Apparently 3D-capable TVs are pretty close to being marketable, but Dad's point last night was that there's not actually that much television programming for which 3D would be applicable, let alone worthwhile. Who needs to watch the news in 3D? Soap operas? Some sports and some nature documentaries would be interesting in 3D, but for a lot of what's out there it would hardly add anything to the viewer's experience. As you said, it's still passive and non-interactive, so what's the point?
It will be interesting to see what happens in Avatar's wake, but it was also a very expensive film to make, so I expect it'll be a while before there are many 3D films on the market. There's a Shrek sequel coming out in 3D, but I fear that may suffer for trying to extend that series too far.
3D is being pushed aggressively, but is there any evidence that people want it? I'm perfectly happy with 2D movies and TV, though I agree it could be fun to watch sports in 3D.
I'm wondering the same thing. Do consumers really want it, or is it just another way to push fancier, more expensive gadgets? I know I don't need 3D for almost anything I ever watch.
And there's almost no point in it unless the screen is very large.
And increasingly we're watching movies on our little screens at home- or on our phones or wristwatches.

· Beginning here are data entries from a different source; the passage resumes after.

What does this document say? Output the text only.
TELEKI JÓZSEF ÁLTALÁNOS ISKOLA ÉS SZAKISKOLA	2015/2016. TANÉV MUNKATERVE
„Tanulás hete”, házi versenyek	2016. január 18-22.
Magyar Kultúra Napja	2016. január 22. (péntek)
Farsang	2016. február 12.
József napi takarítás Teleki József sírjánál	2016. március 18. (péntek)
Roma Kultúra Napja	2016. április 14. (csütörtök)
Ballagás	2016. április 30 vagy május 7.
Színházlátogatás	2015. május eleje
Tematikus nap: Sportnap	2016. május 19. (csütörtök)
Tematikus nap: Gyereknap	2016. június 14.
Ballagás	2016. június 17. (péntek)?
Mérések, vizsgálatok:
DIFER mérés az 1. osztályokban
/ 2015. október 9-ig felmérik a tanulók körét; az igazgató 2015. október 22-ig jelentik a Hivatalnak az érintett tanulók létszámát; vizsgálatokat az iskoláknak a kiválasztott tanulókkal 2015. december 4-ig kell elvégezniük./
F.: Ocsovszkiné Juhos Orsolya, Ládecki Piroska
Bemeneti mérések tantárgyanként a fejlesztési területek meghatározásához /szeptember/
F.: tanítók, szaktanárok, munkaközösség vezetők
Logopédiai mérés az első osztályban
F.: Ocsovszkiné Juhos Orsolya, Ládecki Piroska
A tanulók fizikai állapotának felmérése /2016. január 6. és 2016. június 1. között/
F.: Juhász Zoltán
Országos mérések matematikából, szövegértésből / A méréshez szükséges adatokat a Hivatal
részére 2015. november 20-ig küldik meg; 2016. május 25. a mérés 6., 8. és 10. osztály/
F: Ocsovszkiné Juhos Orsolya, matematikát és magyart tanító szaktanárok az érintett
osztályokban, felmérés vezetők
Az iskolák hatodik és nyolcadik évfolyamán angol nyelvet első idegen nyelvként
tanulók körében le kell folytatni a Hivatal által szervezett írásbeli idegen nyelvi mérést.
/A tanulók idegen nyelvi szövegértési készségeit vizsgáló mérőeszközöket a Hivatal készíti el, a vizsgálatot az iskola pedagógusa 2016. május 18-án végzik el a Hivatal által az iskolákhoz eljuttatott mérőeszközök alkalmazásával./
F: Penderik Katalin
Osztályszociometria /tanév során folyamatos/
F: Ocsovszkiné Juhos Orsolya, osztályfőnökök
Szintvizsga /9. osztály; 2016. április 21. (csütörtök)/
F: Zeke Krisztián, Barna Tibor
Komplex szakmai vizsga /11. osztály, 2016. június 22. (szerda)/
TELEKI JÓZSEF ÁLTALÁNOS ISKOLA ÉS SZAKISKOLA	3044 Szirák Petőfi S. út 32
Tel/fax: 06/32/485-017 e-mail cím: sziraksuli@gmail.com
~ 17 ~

What we ultimately want from the movies is good story-telling- and 3D is irrelevant to this.
It's difficult to be "abstract" with 3D. That's the shortest answer that I can give for it.
Yes. 3D effectively destroys traditional cinematography- and for what?
I'm with you, I don't think 3-D is going to take off. I think the telling point is that Cameron made the movie in a 2-D version, and that many places in the U.S., it was shown as 2-D. And quite honestly, it still works as a 2-D movie; the innovations in the effects are such that it's impressive either way.
Good point. 3D is an inessential add-on.